Understanding how the different members of the immune system work together to protect us against disease, and how deregulated immune responses lead to pathology have a strong impact in public health. Intense research over the last years has increased the understanding of the genetic as well as environmental factors determining the development and function of the different ILC subsets. The important role of ILCs at the initiation of immune response offers the possibility of new approaches for immunotherapy, in particular targeting pathologies at mucosal surfaces. For instance, by enhancing the function of specific ILC subsets participating in type 1 immunity to viruses, intracellular bacteria and tumors, type 2 immunity to helminths, also promoting tissue repair and regulating metabolism of adipose tissue, or type 3 immunity to extracellular microbes could be strengthened. Various already available drugs that target inducer or effector cytokines of type 1, 2 or 3 immune responses such as recombinant IFN-γ, GM-CSF and IL-22 proteins as well as neutralizing antibodies against most effector cytokines could be used locally and early during immune responses to primarily affect ILCs or block their activity. However, the principal challenge is the identification of specific activators and suppressors of the different ILC subsets and compounds avoiding systemic deregulation of immune function during homeostasis and disease. In this regard, characterization of zebrafish ILCs will allow exploiting the advantages of this model (small size, cheap maintenance, large offspring, fast grow rate, transparency of embryos and ex utero development) to perform screening for molecules, genes and gene regulatory regions controlling ILC function. In addition the simplicity of targeted genome editing using the CRISPR/Cas9 system in zebrafish will make possible to quickly generate zebrafish lines affecting ILC function.
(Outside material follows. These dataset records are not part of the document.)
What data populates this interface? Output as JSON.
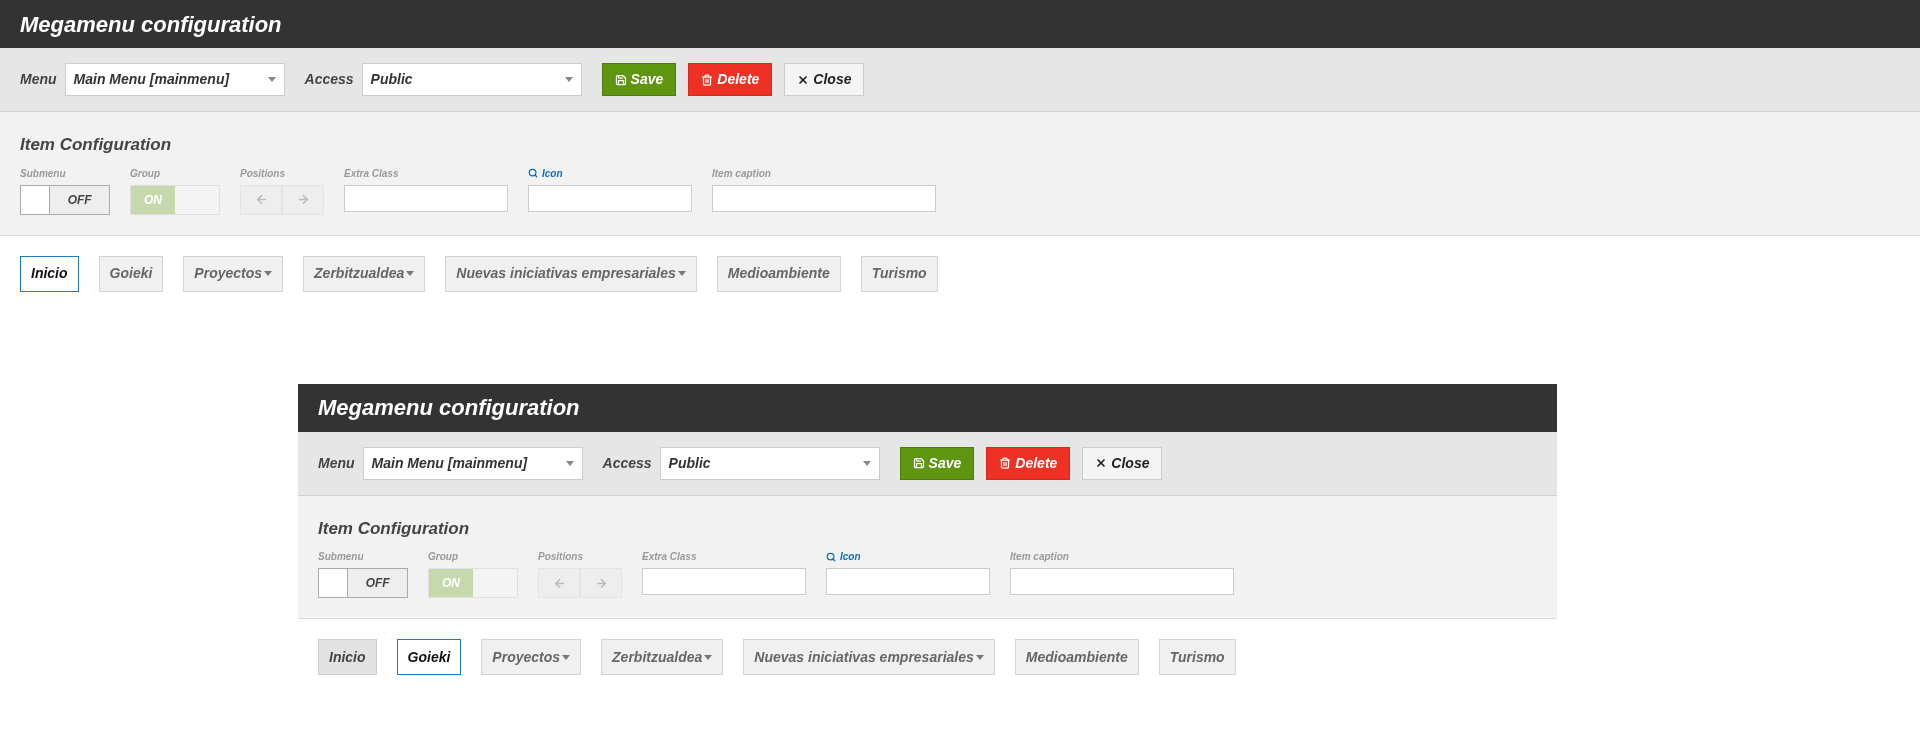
{
  "panels": [
    {
      "title": "Megamenu configuration",
      "toolbar": {
        "fields": [
          {
            "label": "Menu",
            "value": "Main Menu [mainmenu]"
          },
          {
            "label": "Access",
            "value": "Public"
          }
        ],
        "buttons": [
          {
            "kind": "save",
            "label": "Save"
          },
          {
            "kind": "delete",
            "label": "Delete"
          },
          {
            "kind": "close",
            "label": "Close"
          }
        ]
      },
      "config": {
        "title": "Item Configuration",
        "toggles": [
          {
            "label": "Submenu",
            "on": false,
            "text": "OFF"
          },
          {
            "label": "Group",
            "on": true,
            "text": "ON"
          }
        ],
        "positions": {
          "label": "Positions",
          "disabled": true
        },
        "inputs": [
          {
            "label": "Extra Class",
            "kind": "text"
          },
          {
            "label": "Icon",
            "kind": "icon"
          },
          {
            "label": "Item caption",
            "kind": "caption"
          }
        ]
      },
      "menu_items": [
        {
          "label": "Inicio",
          "selected": true,
          "active": false,
          "dropdown": false
        },
        {
          "label": "Goieki",
          "selected": false,
          "active": false,
          "dropdown": false
        },
        {
          "label": "Proyectos",
          "selected": false,
          "active": false,
          "dropdown": true
        },
        {
          "label": "Zerbitzualdea",
          "selected": false,
          "active": false,
          "dropdown": true
        },
        {
          "label": "Nuevas iniciativas empresariales",
          "selected": false,
          "active": false,
          "dropdown": true
        },
        {
          "label": "Medioambiente",
          "selected": false,
          "active": false,
          "dropdown": false
        },
        {
          "label": "Turismo",
          "selected": false,
          "active": false,
          "dropdown": false
        }
      ]
    },
    {
      "title": "Megamenu configuration",
      "toolbar": {
        "fields": [
          {
            "label": "Menu",
            "value": "Main Menu [mainmenu]"
          },
          {
            "label": "Access",
            "value": "Public"
          }
        ],
        "buttons": [
          {
            "kind": "save",
            "label": "Save"
          },
          {
            "kind": "delete",
            "label": "Delete"
          },
          {
            "kind": "close",
            "label": "Close"
          }
        ]
      },
      "config": {
        "title": "Item Configuration",
        "toggles": [
          {
            "label": "Submenu",
            "on": false,
            "text": "OFF"
          },
          {
            "label": "Group",
            "on": true,
            "text": "ON"
          }
        ],
        "positions": {
          "label": "Positions",
          "disabled": true
        },
        "inputs": [
          {
            "label": "Extra Class",
            "kind": "text"
          },
          {
            "label": "Icon",
            "kind": "icon"
          },
          {
            "label": "Item caption",
            "kind": "caption"
          }
        ]
      },
      "menu_items": [
        {
          "label": "Inicio",
          "selected": false,
          "active": true,
          "dropdown": false
        },
        {
          "label": "Goieki",
          "selected": true,
          "active": false,
          "dropdown": false
        },
        {
          "label": "Proyectos",
          "selected": false,
          "active": false,
          "dropdown": true
        },
        {
          "label": "Zerbitzualdea",
          "selected": false,
          "active": false,
          "dropdown": true
        },
        {
          "label": "Nuevas iniciativas empresariales",
          "selected": false,
          "active": false,
          "dropdown": true
        },
        {
          "label": "Medioambiente",
          "selected": false,
          "active": false,
          "dropdown": false
        },
        {
          "label": "Turismo",
          "selected": false,
          "active": false,
          "dropdown": false
        }
      ]
    }
  ]
}
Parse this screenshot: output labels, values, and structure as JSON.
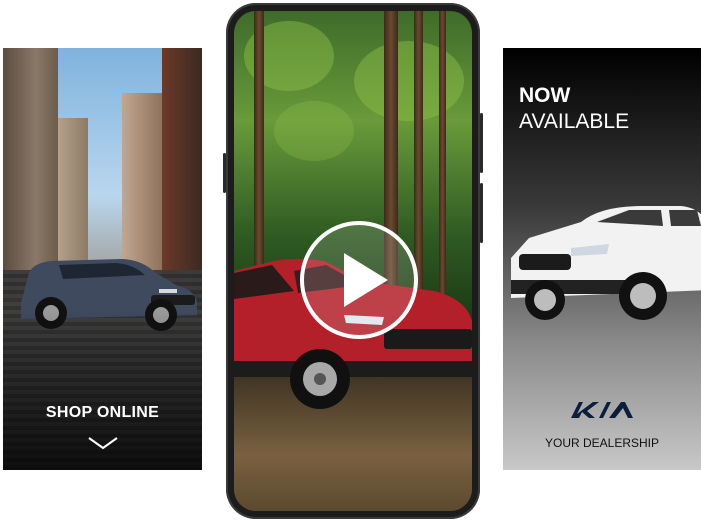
{
  "left_panel": {
    "cta_label": "SHOP ONLINE",
    "icon": "chevron-down-icon"
  },
  "phone": {
    "play_icon": "play-icon"
  },
  "right_panel": {
    "headline_bold": "NOW",
    "headline_light": "AVAILABLE",
    "logo_text": "KIA",
    "dealer_label": "YOUR DEALERSHIP"
  },
  "colors": {
    "cta_text": "#ffffff",
    "dealer_text": "#111111",
    "car_red": "#b3202a",
    "car_blue": "#3f4a5f",
    "car_white": "#f2f2f2"
  }
}
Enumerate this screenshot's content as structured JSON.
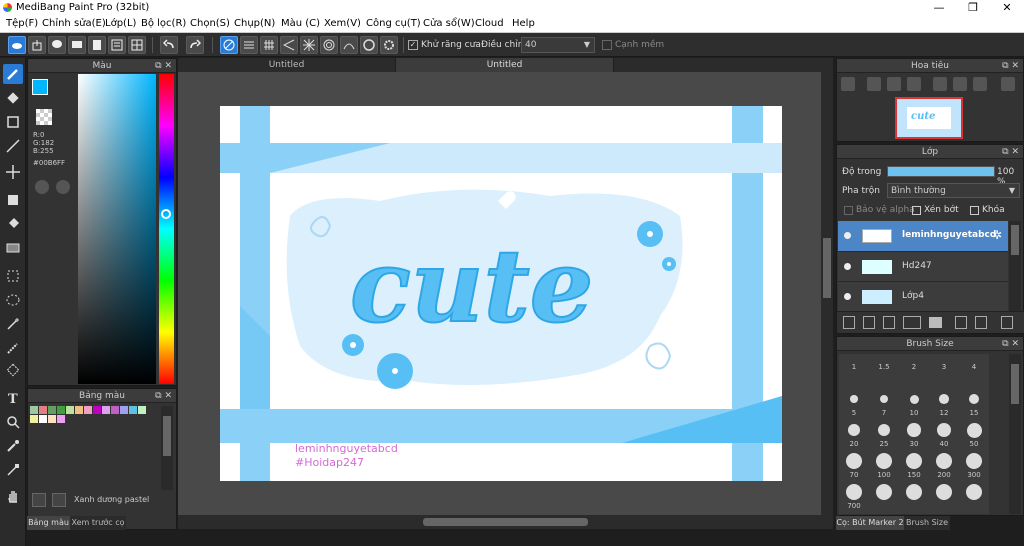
{
  "window": {
    "title": "MediBang Paint Pro (32bit)",
    "minimize": "—",
    "maximize": "❐",
    "close": "✕"
  },
  "menu": [
    "Tệp(F)",
    "Chỉnh sửa(E)",
    "Lớp(L)",
    "Bộ lọc(R)",
    "Chọn(S)",
    "Chụp(N)",
    "Màu (C)",
    "Xem(V)",
    "Công cụ(T)",
    "Cửa sổ(W)",
    "Cloud",
    "Help"
  ],
  "toolbar": {
    "antialias_label": "Khử răng cưa",
    "adjust_label": "Điều chỉnh",
    "adjust_value": "40",
    "smooth_edge_label": "Cạnh mềm",
    "antialias_checked": true,
    "smooth_edge_checked": false
  },
  "color_panel": {
    "title": "Màu",
    "r": "R:0",
    "g": "G:182",
    "b": "B:255",
    "hex": "#00B6FF",
    "primary_color": "#00B6FF"
  },
  "palette_panel": {
    "title": "Bảng màu",
    "selected_name": "Xanh dương pastel",
    "colors": [
      "#a0c8a0",
      "#e08080",
      "#60a060",
      "#40a040",
      "#c0e0a0",
      "#f0c080",
      "#f0a0c0",
      "#c000c0",
      "#e0a0f0",
      "#c060c0",
      "#a0a0f0",
      "#60c0e0",
      "#c0f0c0",
      "#f0f0a0",
      "#ffffff",
      "#ffe0c0",
      "#f0a0f0"
    ],
    "tabs": [
      "Bảng màu",
      "Xem trước cọ"
    ]
  },
  "doc_tabs": [
    "Untitled",
    "Untitled"
  ],
  "artwork": {
    "word": "cute",
    "watermark_line1": "leminhnguyetabcd",
    "watermark_line2": "#Hoidap247"
  },
  "navigator_panel": {
    "title": "Hoa tiêu"
  },
  "layer_panel": {
    "title": "Lớp",
    "opacity_label": "Độ trong",
    "opacity_value": "100 %",
    "opacity_fraction": 1.0,
    "blend_label": "Pha trộn",
    "blend_value": "Bình thường",
    "protect_alpha_label": "Bảo vệ alpha",
    "clip_label": "Xén bớt",
    "lock_label": "Khóa",
    "layers": [
      {
        "name": "leminhnguyetabcd",
        "selected": true
      },
      {
        "name": "Hd247",
        "selected": false
      },
      {
        "name": "Lớp4",
        "selected": false
      }
    ]
  },
  "brush_size_panel": {
    "title": "Brush Size",
    "sizes": [
      "1",
      "1.5",
      "2",
      "3",
      "4",
      "5",
      "7",
      "10",
      "12",
      "15",
      "20",
      "25",
      "30",
      "40",
      "50",
      "70",
      "100",
      "150",
      "200",
      "300",
      "700",
      "",
      "",
      "",
      ""
    ],
    "tabs": [
      "Cọ: Bút Marker 2",
      "Brush Size"
    ]
  }
}
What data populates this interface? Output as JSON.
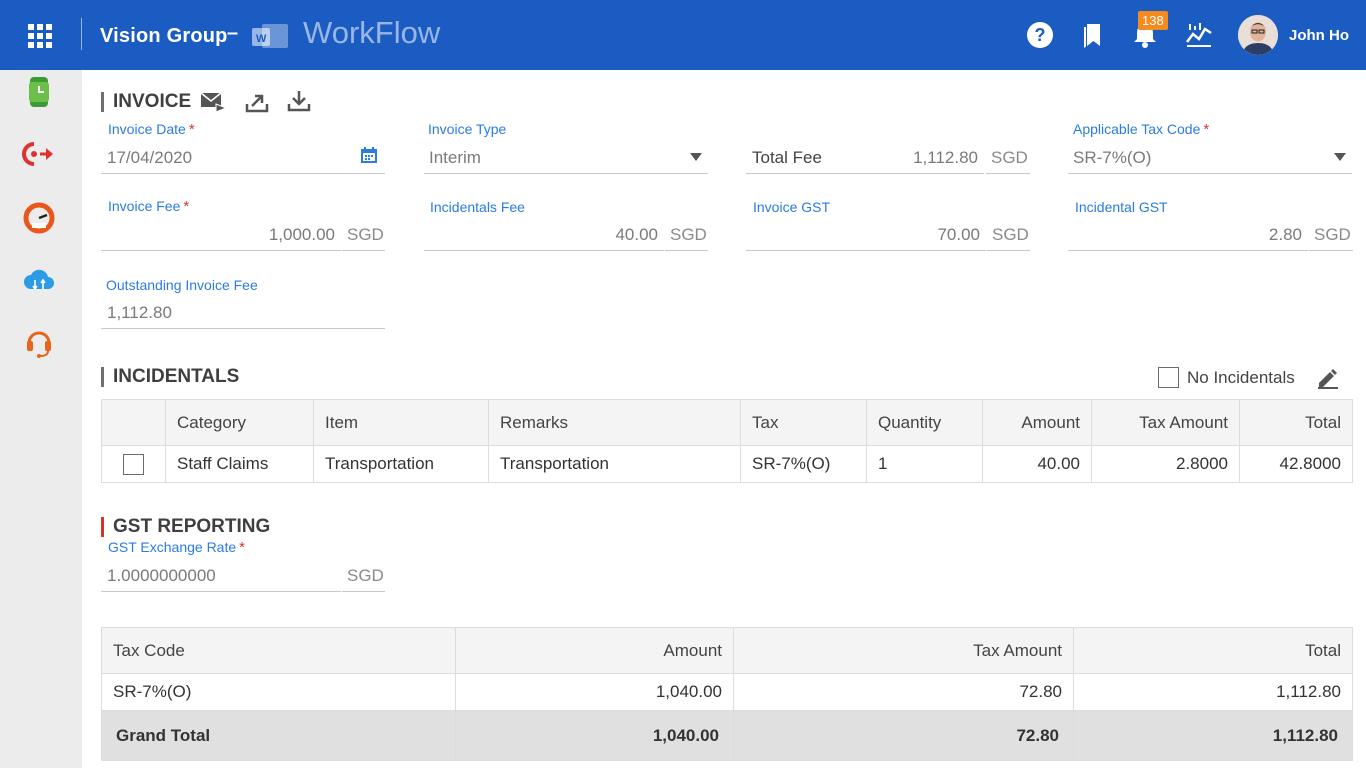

Studies about the pathogenesis of numerous diseases indicate that enhanced antimicrobial defense, resistance against damage and tissue regeneration might be beneficial in several disorders. In this regard, it has been proposed that reinforcement of the activity of IL-22 might have a favorable impact in inflammatory bowel disease, graft‐versus‐host disease (GvHD), pancreas and alcoholic liver injury, and organ transplantation. On the other hand, attenuation of IL-22 action would be beneficial in psoriasis and certain cancers, where differentiation, proliferation and inflammation play a detrimental role. As IL‐22 does not target immune cells, its modulation might not lead to immune‐related side effects occurring when targeting cytokines such as type I interferons (IFNs) or tumor necrosis factors (TNFs). Therefore, producing short and long term modulators of IL-22 function, which could be used locally or systemically depending on the pathological context, will be beneficial for the treatment of several diseases. In this regard, we are currently collaborating to use our il22:mCherry reporter zebrafish line to perform screening of genes and molecules modulating intestinal inflammation and to study IBD-risk genes with unknown function.